Ah, so now the federal government will undertake to define the nature and "proper" functions of officials of the various states? And hold the states to that definition, under penalty of law for those officials? How thoughtful of them.
No thanks.
"We're awfully sorry that your brakes failed on that icy road, Mr. tpaine, but you did hit that other car and cause the death of the other driver. Twenty years for you..."
LOL! I am supposed to shirk away because Rufus T. Blowhard called me a "boy". I am so sorry massa.

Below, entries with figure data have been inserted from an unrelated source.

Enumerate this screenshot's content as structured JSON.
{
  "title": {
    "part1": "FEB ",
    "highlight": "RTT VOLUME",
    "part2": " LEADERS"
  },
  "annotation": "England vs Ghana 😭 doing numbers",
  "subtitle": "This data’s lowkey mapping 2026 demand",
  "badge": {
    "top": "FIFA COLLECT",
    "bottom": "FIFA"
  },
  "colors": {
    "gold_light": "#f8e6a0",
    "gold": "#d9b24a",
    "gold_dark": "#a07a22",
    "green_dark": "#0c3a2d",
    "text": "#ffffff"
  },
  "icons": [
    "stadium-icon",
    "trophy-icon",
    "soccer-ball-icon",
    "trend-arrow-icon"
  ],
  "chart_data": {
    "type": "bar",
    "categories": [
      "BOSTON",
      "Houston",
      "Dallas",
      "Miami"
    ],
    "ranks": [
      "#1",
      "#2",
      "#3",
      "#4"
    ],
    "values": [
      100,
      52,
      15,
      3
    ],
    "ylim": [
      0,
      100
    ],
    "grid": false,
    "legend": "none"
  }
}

It is hilarious watching your alls indignation over this. If you don't like the law why don't you contact Ed Rosenthal's congresswoman Nancy Pelosi and have it changed. I have no doubt she will have a symapthetic ear.
That is nothing new either. They made all the southern states change there voting laws, and rightly so.
If you want to change dope laws you must do it at the federal level. That is apparent.
The Supreme Court rightly or wrongly ruled that the federal drug laws could be enforced. How do you propose that be changed?
That is also a straw man argument.
It is presumed that officials are following the law. When it can be shown that they are not, they lose their immunity.
No Judy you just call people insane for giving a helpful suggestion, that if you think this is such a travesty that you should go to the person who probably would have the most symapthetic ear, to Mr. Rosenthal's plight, Ed Rosenthal's probable congressperson, Bay area congresswoman, Nancy Pelosi.
Because those laws were, once again, in conflict with the equal-protection clauses of the Constitution.
If you want to change dope laws you must do it at the federal level.
LOL. So much for those "traditional police powers" accorded to the states, eh? What the hell - the doctrine's only a hundred and thirty years old, right?
The Supreme Court rightly or wrongly ruled that the federal drug laws could be enforced. How do you propose that be changed?
We are still left with remedies for changing the law, even a few remedies that don't involve the courts...
Like when they follow the law that says that duly deputized officials of state and local authorities are immune from prosecution under federal drug statutes for their official acts, such as the act of distributing drugs. Like that law.